If the full range is too hard, shorten it. If that still feels too heavy, go to your knees and keep practicing the pattern. This exercise is a good base for handstand work and handstand push-up progressions.
Straight bar dips came next. The goal is to bring your chest toward the bar, then press back up. The deeper you can go with control, the better. If that isn't there yet, use a band and keep your feet in front of you. Band setup matters, especially for shorter athletes, and too much assistance can throw you upward instead of helping smoothly. In this session, switching to a lighter band made the movement more usable.
The final push exercise was a regular push-up. Place your hands about shoulder width apart, spread your fingers, keep your back straight, and let your elbows move back along your body instead of flaring out. If needed, do them from the knees. Evi finished with 10 solid reps.

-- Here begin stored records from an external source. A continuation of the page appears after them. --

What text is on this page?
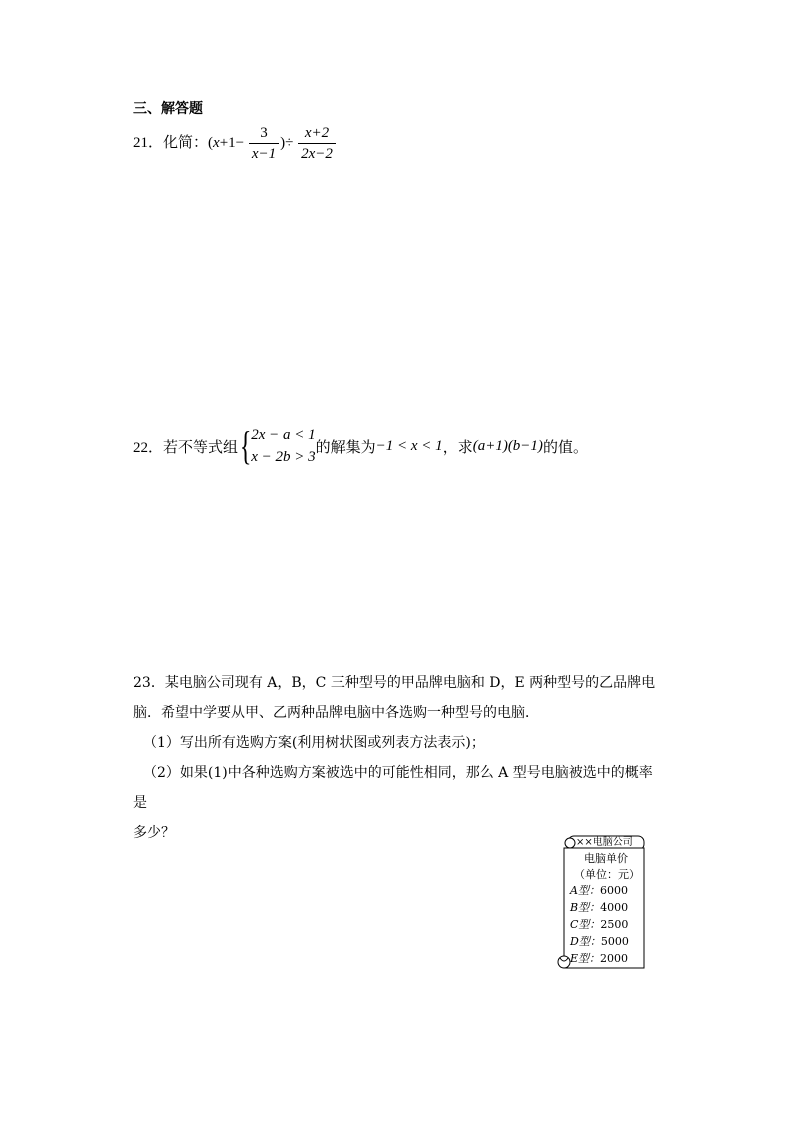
三、解答题
21．化简：($x+1- \frac{3}{x-1}$ )÷ $\frac{x+2}{2x-2}$
22．若不等式组{ 2x − a < 1
x − 2b > 3
的解集为−1 < x < 1，求(a+1)(b−1)的值。

23．某电脑公司现有 A，B，C 三种型号的甲品牌电脑和 D，E 两种型号的乙品牌电

脑．希望中学要从甲、乙两种品牌电脑中各选购一种型号的电脑．

（1）写出所有选购方案(利用树状图或列表方法表示)；

（2）如果(1)中各种选购方案被选中的可能性相同，那么 A 型号电脑被选中的概率是

多少？

××电脑公司
电脑单价
（单位：元）
A型：6000
B型：4000
C型：2500
D型：5000
E型：2000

Legs, stretching, and the soreness that follows
The leg work was simple, deep squats and a squat hold. One set used a 5 kg weight, but the main point stayed the same, build strength and control without needing much equipment.
The squat hold is especially useful if you want to work toward a pistol squat later. It also trains mobility, balance, and lower-body endurance. A one-minute hold is a strong target, and even getting close tells you a lot about where your leg strength is right now.
After the workout, stretching mattered. By then there was already a lot of muscle tension, especially through the legs, shoulders, and upper back. A few days later, Evi was still sore, and her arms were hard to fully straighten. That kind of soreness is normal when your body gets a new training stimulus.
What this beginner workout shows
Girls can do calisthenics because calisthenics starts the same way for everyone, with scaled movements, clean form, and steady practice. Bands, knee variations, shorter ranges, and timed holds all make the training accessible without watering it down.
Keep track of your reps, your band choice, and your hold times. Once you can measure bodyweight strength, it stops feeling intimidating and starts feeling doable.